A reconstrução da Escola Estadual Presidente Vargas segue em ritmo acelerado na área central de Dourados. As obras de demolição, ampliação e reformas estão concluídas e a próxima etapa é a ligação entre as lajes. Para isto a empreiteira responsável pelas obras já deu início às caixarias. A previsão é de que em 15 dias esta etapa seja vencida e em 2 meses haja reboco, esquadrilhas e cobertura do primeiro bloco.

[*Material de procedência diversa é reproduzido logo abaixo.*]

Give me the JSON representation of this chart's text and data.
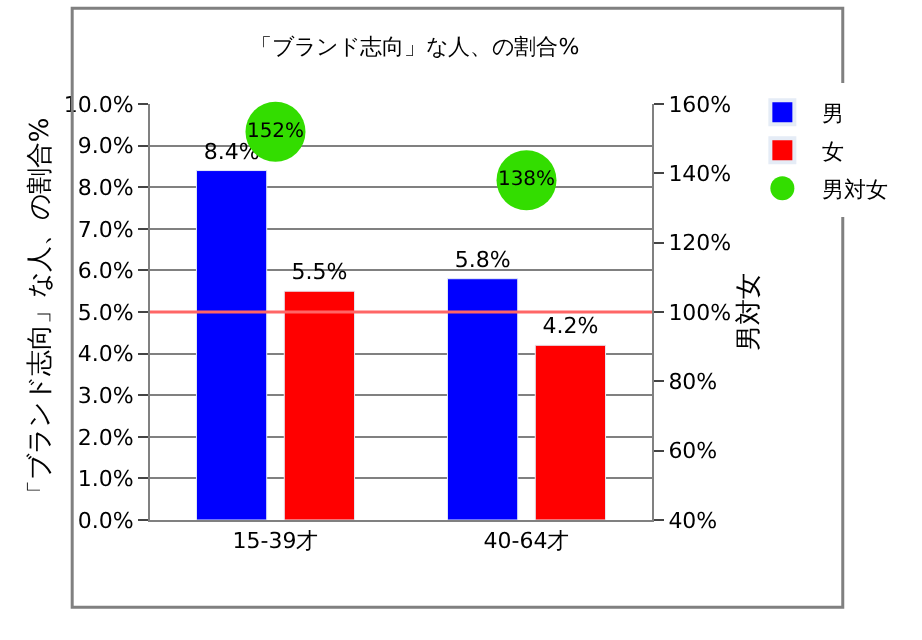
{
  "chart_data": {
    "type": "bar",
    "title": "「ブランド志向」な人、の割合%",
    "ylabel": "「ブランド志向」な人、の割合%",
    "y2label": "男対女",
    "categories": [
      "15-39才",
      "40-64才"
    ],
    "series": [
      {
        "name": "男",
        "color": "#0000ff",
        "values": [
          8.4,
          5.8
        ],
        "value_labels": [
          "8.4%",
          "5.8%"
        ]
      },
      {
        "name": "女",
        "color": "#ff0000",
        "values": [
          5.5,
          4.2
        ],
        "value_labels": [
          "5.5%",
          "4.2%"
        ]
      },
      {
        "name": "男対女",
        "type": "scatter",
        "axis": "y2",
        "color": "#33dd00",
        "values": [
          152,
          138
        ],
        "value_labels": [
          "152%",
          "138%"
        ]
      }
    ],
    "ylim": [
      0,
      10
    ],
    "yticks": [
      {
        "value": 0,
        "label": "0.0%"
      },
      {
        "value": 1,
        "label": "1.0%"
      },
      {
        "value": 2,
        "label": "2.0%"
      },
      {
        "value": 3,
        "label": "3.0%"
      },
      {
        "value": 4,
        "label": "4.0%"
      },
      {
        "value": 5,
        "label": "5.0%"
      },
      {
        "value": 6,
        "label": "6.0%"
      },
      {
        "value": 7,
        "label": "7.0%"
      },
      {
        "value": 8,
        "label": "8.0%"
      },
      {
        "value": 9,
        "label": "9.0%"
      },
      {
        "value": 10,
        "label": "10.0%"
      }
    ],
    "y2lim": [
      40,
      160
    ],
    "y2ticks": [
      {
        "value": 40,
        "label": "40%"
      },
      {
        "value": 60,
        "label": "60%"
      },
      {
        "value": 80,
        "label": "80%"
      },
      {
        "value": 100,
        "label": "100%"
      },
      {
        "value": 120,
        "label": "120%"
      },
      {
        "value": 140,
        "label": "140%"
      },
      {
        "value": 160,
        "label": "160%"
      }
    ],
    "ref_lines": [
      {
        "axis": "y2",
        "value": 100,
        "color": "#ff6666"
      }
    ],
    "grid": "y",
    "legend": "top right",
    "marker": "circle"
  }
}
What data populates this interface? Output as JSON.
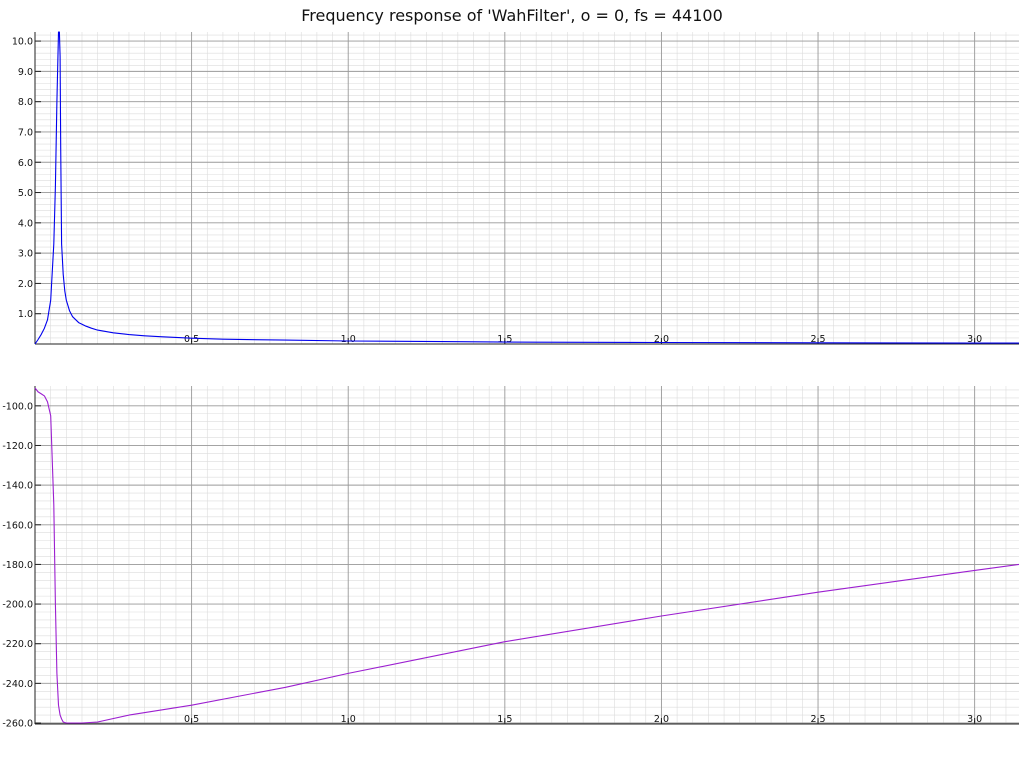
{
  "title": "Frequency response of 'WahFilter', o = 0, fs = 44100",
  "colors": {
    "magnitude": "#0000ee",
    "phase": "#9c1fd0",
    "grid_major": "#9a9a9a",
    "grid_minor": "#dcdcdc",
    "axis": "#222222"
  },
  "chart_data": [
    {
      "type": "line",
      "name": "magnitude",
      "grid": true,
      "xlim": [
        0,
        3.1416
      ],
      "ylim": [
        0,
        10.3
      ],
      "xticks": [
        0.5,
        1.0,
        1.5,
        2.0,
        2.5,
        3.0
      ],
      "xtick_labels": [
        "0.5",
        "1.0",
        "1.5",
        "2.0",
        "2.5",
        "3.0"
      ],
      "yticks": [
        1,
        2,
        3,
        4,
        5,
        6,
        7,
        8,
        9,
        10
      ],
      "ytick_labels": [
        "1.0",
        "2.0",
        "3.0",
        "4.0",
        "5.0",
        "6.0",
        "7.0",
        "8.0",
        "9.0",
        "10.0"
      ],
      "series": [
        {
          "x": [
            0,
            0.01,
            0.02,
            0.03,
            0.04,
            0.05,
            0.06,
            0.065,
            0.07,
            0.075,
            0.078,
            0.08,
            0.082,
            0.085,
            0.09,
            0.095,
            0.1,
            0.11,
            0.12,
            0.14,
            0.16,
            0.18,
            0.2,
            0.25,
            0.3,
            0.35,
            0.4,
            0.5,
            0.6,
            0.8,
            1.0,
            1.3,
            1.6,
            2.0,
            2.5,
            3.0,
            3.1416
          ],
          "y": [
            0,
            0.15,
            0.32,
            0.52,
            0.8,
            1.45,
            3.3,
            5.2,
            8.0,
            10.3,
            10.3,
            9.5,
            6.5,
            3.3,
            2.3,
            1.75,
            1.45,
            1.1,
            0.9,
            0.7,
            0.6,
            0.52,
            0.46,
            0.37,
            0.31,
            0.27,
            0.24,
            0.19,
            0.16,
            0.13,
            0.1,
            0.08,
            0.06,
            0.05,
            0.04,
            0.03,
            0.03
          ]
        }
      ]
    },
    {
      "type": "line",
      "name": "phase",
      "grid": true,
      "xlim": [
        0,
        3.1416
      ],
      "ylim": [
        -260.5,
        -90
      ],
      "xticks": [
        0.5,
        1.0,
        1.5,
        2.0,
        2.5,
        3.0
      ],
      "xtick_labels": [
        "0.5",
        "1.0",
        "1.5",
        "2.0",
        "2.5",
        "3.0"
      ],
      "yticks": [
        -100,
        -120,
        -140,
        -160,
        -180,
        -200,
        -220,
        -240,
        -260
      ],
      "ytick_labels": [
        "-100.0",
        "-120.0",
        "-140.0",
        "-160.0",
        "-180.0",
        "-200.0",
        "-220.0",
        "-240.0",
        "-260.0"
      ],
      "series": [
        {
          "x": [
            0,
            0.01,
            0.02,
            0.03,
            0.04,
            0.05,
            0.06,
            0.065,
            0.07,
            0.075,
            0.08,
            0.085,
            0.09,
            0.1,
            0.12,
            0.15,
            0.2,
            0.3,
            0.5,
            0.8,
            1.0,
            1.5,
            2.0,
            2.5,
            3.0,
            3.1416
          ],
          "y": [
            -91,
            -93,
            -94,
            -95,
            -98,
            -105,
            -150,
            -200,
            -235,
            -251,
            -256,
            -258,
            -259.5,
            -260,
            -260,
            -260,
            -259.5,
            -256,
            -251,
            -242,
            -235,
            -219,
            -206,
            -194,
            -183,
            -180
          ]
        }
      ]
    }
  ]
}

O deputado federal Geraldo Resende (PMDB), autor da articulação que liberou para dos recursos que custeiam a reconstrução da escola, acompanha todas as etapas da obra. Hoje (18) pela manhã, o deputado, que foi aluno da escola, visitou novamente o canteiro de obras e renovou a expectativa é a de que a ‘nova Vargas’, como ele chama o processo de reconstrução, seja o colégio mais moderno do Estado.

A escola terá estrutura para atender alunos com algum tipo de deficiência. De acordo com o mestre de obras, Francisco Romero Tomiatti, haverá salas adaptadas de 8 metros de largura por 10 de comprimento. Os alunos também vão contar com passarelas e elevador totalmente adaptados.

Além das reformas e ampliações, o projeto prevê a construção de um anfiteatro, restauração total do prédio e instalação de equipamentos modernos, restabelecendo o número de salas de aula, além dos setores administrativos, estrutura para prática de esportes e laboratórios.

Também está prevista a preservação de toda a fachada histórica, em suas características originais, construção de um novo pavilhão com dois pavimentos, laboratórios e área pedagógica com 24 salas de aula. Na área restaurada serão construídas salas para biblioteca, secretaria, direção e recepção. A previsão é de que o ano letivo de 2013 já funcionará no prédio reconstruído.

O projeto vinha sendo encaminhado nas diversas instâncias desde 2009 e os recursos foram garantidos depois de diversas articulações, somando emendas do deputado Geraldo Resende e do senador Waldemir Moka, a contrapartida do Governo do Estado e os recursos do FNDE (Fundo Nacional de Desenvolvimento da Educação). São mais de R$ 5 milhões em investimentos.